JulesMaximus
No Lifer
Here is some info on trademark law from Harvard which actually provides a case which sets the precedence for this one and would result in a Ford win.
Ford most definitely had a case, in fact, that example is absolutely perfect. Family boats vs. performance boats with similar names. You can argue that Ferrari was not selling the "F150," but on the other hand, Slickcraft and Sleekcraft aren't exact either, but they still ruled in Slickcraft's (Ford in this example) favor.
That's almost the entire point of my argument...and one that you keep ignoring. Again, the link I provided gives an expert's opinion which supports mine.
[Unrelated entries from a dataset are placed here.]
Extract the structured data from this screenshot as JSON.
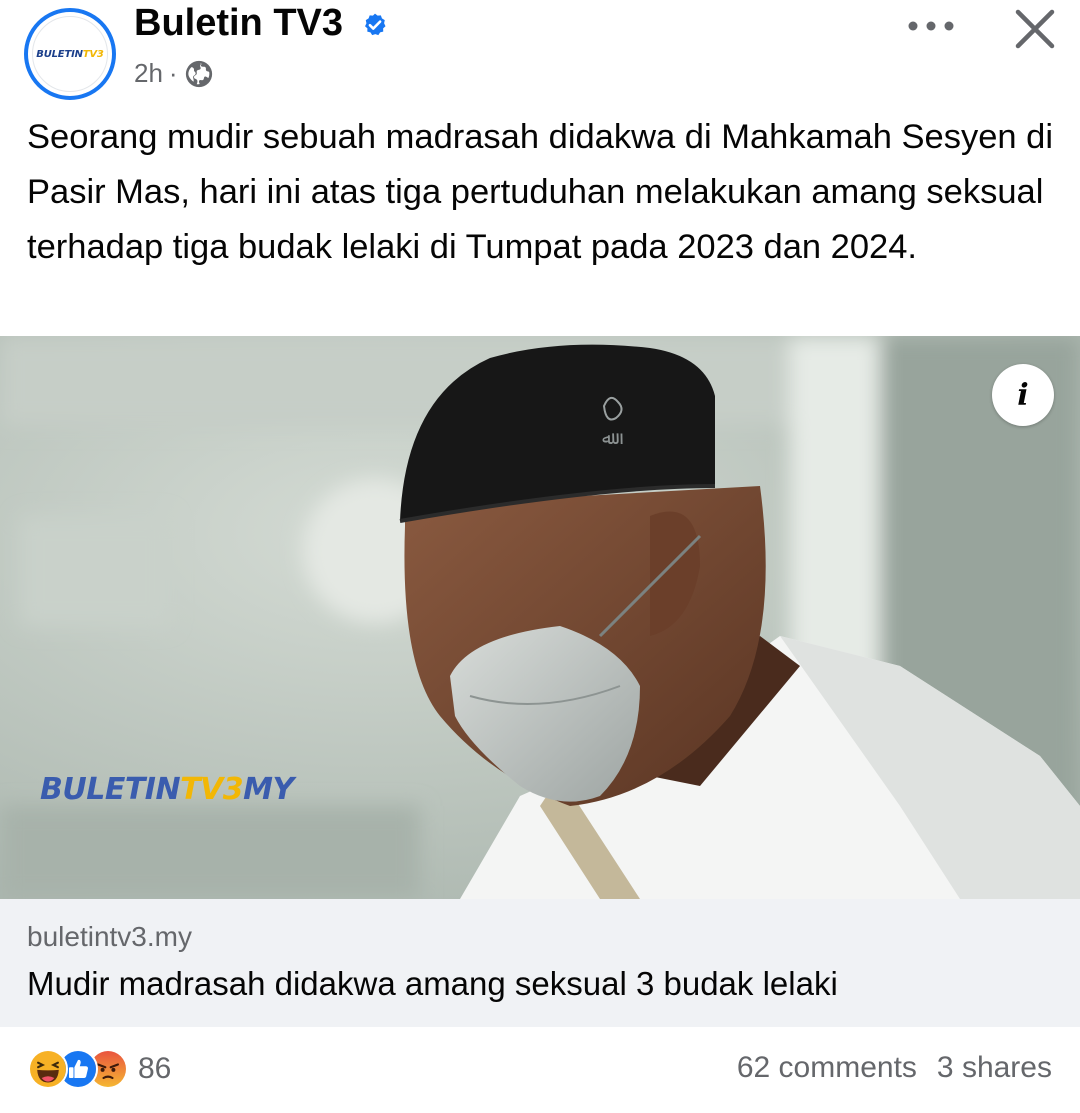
{
  "post": {
    "page_name": "Buletin TV3",
    "avatar_text": "BULETINTV3",
    "avatar_text_main": "BULETIN",
    "avatar_text_accent": "TV3",
    "time": "2h",
    "separator": "·",
    "privacy_icon": "globe-icon",
    "verified_icon": "verified-badge-icon",
    "text": "Seorang mudir sebuah madrasah didakwa di Mahkamah Sesyen di Pasir Mas, hari ini atas tiga pertuduhan melakukan amang seksual terhadap tiga budak lelaki di Tumpat pada 2023 dan 2024."
  },
  "header_actions": {
    "more_icon": "more-horizontal-icon",
    "close_icon": "close-icon"
  },
  "photo": {
    "watermark_main": "BULETIN",
    "watermark_tv3": "TV3",
    "watermark_suffix": "MY",
    "info_label": "i"
  },
  "link": {
    "domain": "buletintv3.my",
    "title": "Mudir madrasah didakwa amang seksual 3 budak lelaki"
  },
  "engagement": {
    "reaction_icons": [
      "haha-reaction-icon",
      "like-reaction-icon",
      "angry-reaction-icon"
    ],
    "reaction_count": "86",
    "comments": "62 comments",
    "shares": "3 shares"
  },
  "colors": {
    "brand_blue": "#1877f2",
    "text_primary": "#050505",
    "text_secondary": "#65676b",
    "card_bg": "#f0f2f5",
    "watermark_blue": "#3a5cae",
    "watermark_yellow": "#f2b705"
  }
}
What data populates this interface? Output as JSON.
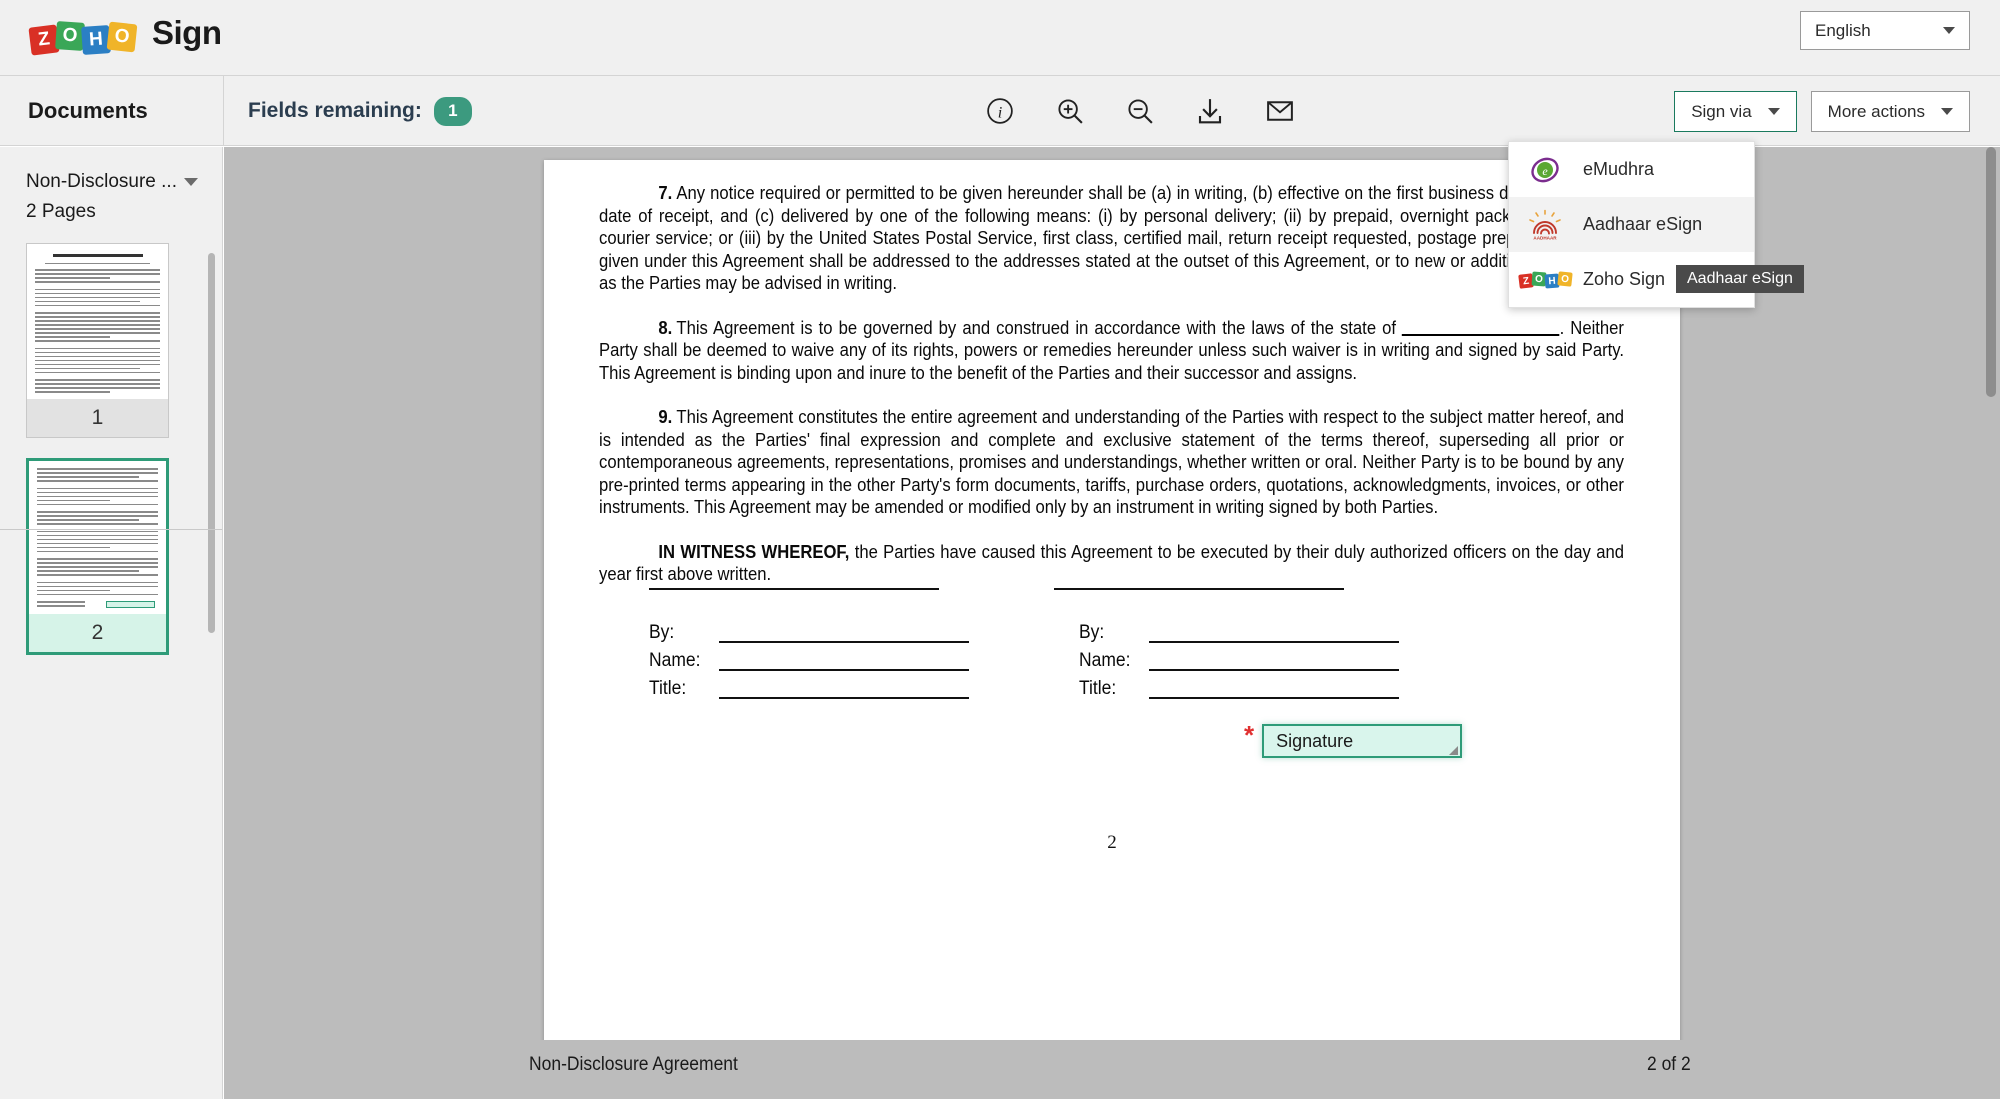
{
  "header": {
    "brand_zoho": "ZOHO",
    "brand_letters": [
      "Z",
      "O",
      "H",
      "O"
    ],
    "brand_product": "Sign",
    "language": "English",
    "language_caret": "chevron-down-icon"
  },
  "toolbar": {
    "documents_label": "Documents",
    "fields_remaining_label": "Fields remaining:",
    "fields_remaining_count": "1",
    "icons": [
      "info-icon",
      "zoom-in-icon",
      "zoom-out-icon",
      "download-icon",
      "email-icon"
    ],
    "sign_via_label": "Sign via",
    "more_actions_label": "More actions"
  },
  "sign_via_menu": {
    "items": [
      {
        "label": "eMudhra",
        "icon": "emudhra-logo-icon",
        "hovered": false
      },
      {
        "label": "Aadhaar eSign",
        "icon": "aadhaar-logo-icon",
        "hovered": true
      },
      {
        "label": "Zoho Sign",
        "icon": "zoho-logo-icon",
        "hovered": false
      }
    ],
    "tooltip": "Aadhaar eSign"
  },
  "sidebar": {
    "document_name": "Non-Disclosure ...",
    "page_count_label": "2 Pages",
    "thumbnails": [
      {
        "number": "1",
        "selected": false
      },
      {
        "number": "2",
        "selected": true
      }
    ]
  },
  "document": {
    "paragraphs": [
      {
        "number": "7.",
        "text": "Any notice required or permitted to be given hereunder shall be (a) in writing, (b) effective on the first business day following the date of receipt, and (c) delivered by one of the following means: (i) by personal delivery; (ii) by prepaid, overnight package delivery or courier service; or (iii) by the United States Postal Service, first class, certified mail, return receipt requested, postage prepaid.  All notices given under this Agreement shall be addressed to the addresses stated at the outset of this Agreement, or to new or additional addresses as the Parties may be advised in writing."
      },
      {
        "number": "8.",
        "text_before_blank": "This Agreement is to be governed by and construed in accordance with the laws of the state of ",
        "text_after_blank": ".  Neither Party shall be deemed to waive any of its rights, powers or remedies hereunder unless such waiver is in writing and signed by said Party.  This Agreement is binding upon and inure to the benefit of the Parties and their successor and assigns."
      },
      {
        "number": "9.",
        "text": "This Agreement constitutes the entire agreement and understanding of the Parties with respect to the subject matter hereof, and is intended as the Parties' final expression and complete and exclusive statement of the terms thereof, superseding all prior or contemporaneous agreements, representations, promises and understandings, whether written or oral.  Neither Party is to be bound by any pre-printed terms appearing in the other Party's form documents, tariffs, purchase orders, quotations, acknowledgments, invoices, or other instruments.  This Agreement may be amended or modified only by an instrument in writing signed by both Parties."
      }
    ],
    "witness_bold": "IN WITNESS WHEREOF,",
    "witness_rest": " the Parties have caused this Agreement to be executed by their duly authorized officers on the day and year first above written.",
    "signature_labels": [
      "By:",
      "Name:",
      "Title:"
    ],
    "signature_field_label": "Signature",
    "signature_field_required": "*",
    "page_number_printed": "2"
  },
  "footer": {
    "document_title": "Non-Disclosure Agreement",
    "page_position": "2 of 2"
  },
  "colors": {
    "accent_teal": "#2e9b78",
    "badge_green": "#3c9a7f",
    "field_fill": "#d9f5ec",
    "required_red": "#e03030",
    "viewer_gray": "#bcbcbc",
    "chrome_gray": "#f0f0f0"
  }
}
What makes these circumstances interesting is that Ferrari’s racecar is not available for sale. It is only raced by a factory team and therefore cannot be purchased by a consumer. Given such situation, one would almost certainly argue that Ferrari’s F150 is not used in commerce—a prerequisite for both trademark dilution as described in the Federal Trademark Dilution Act and likelihood of confusion, which is required for infringement. Even if one was to say, arguendo, that Ferrari’s use was in commerce, it is difficult to imagine that the level of commerce is so similar that it gives rise to an association between the two marks.
In your example both companies are selling boats. Ferrari isn't selling its F1 car, and Ford doesn't make F1 cars either. Ferrari also doesn't sell pickup trucks. They are completely different scenarios.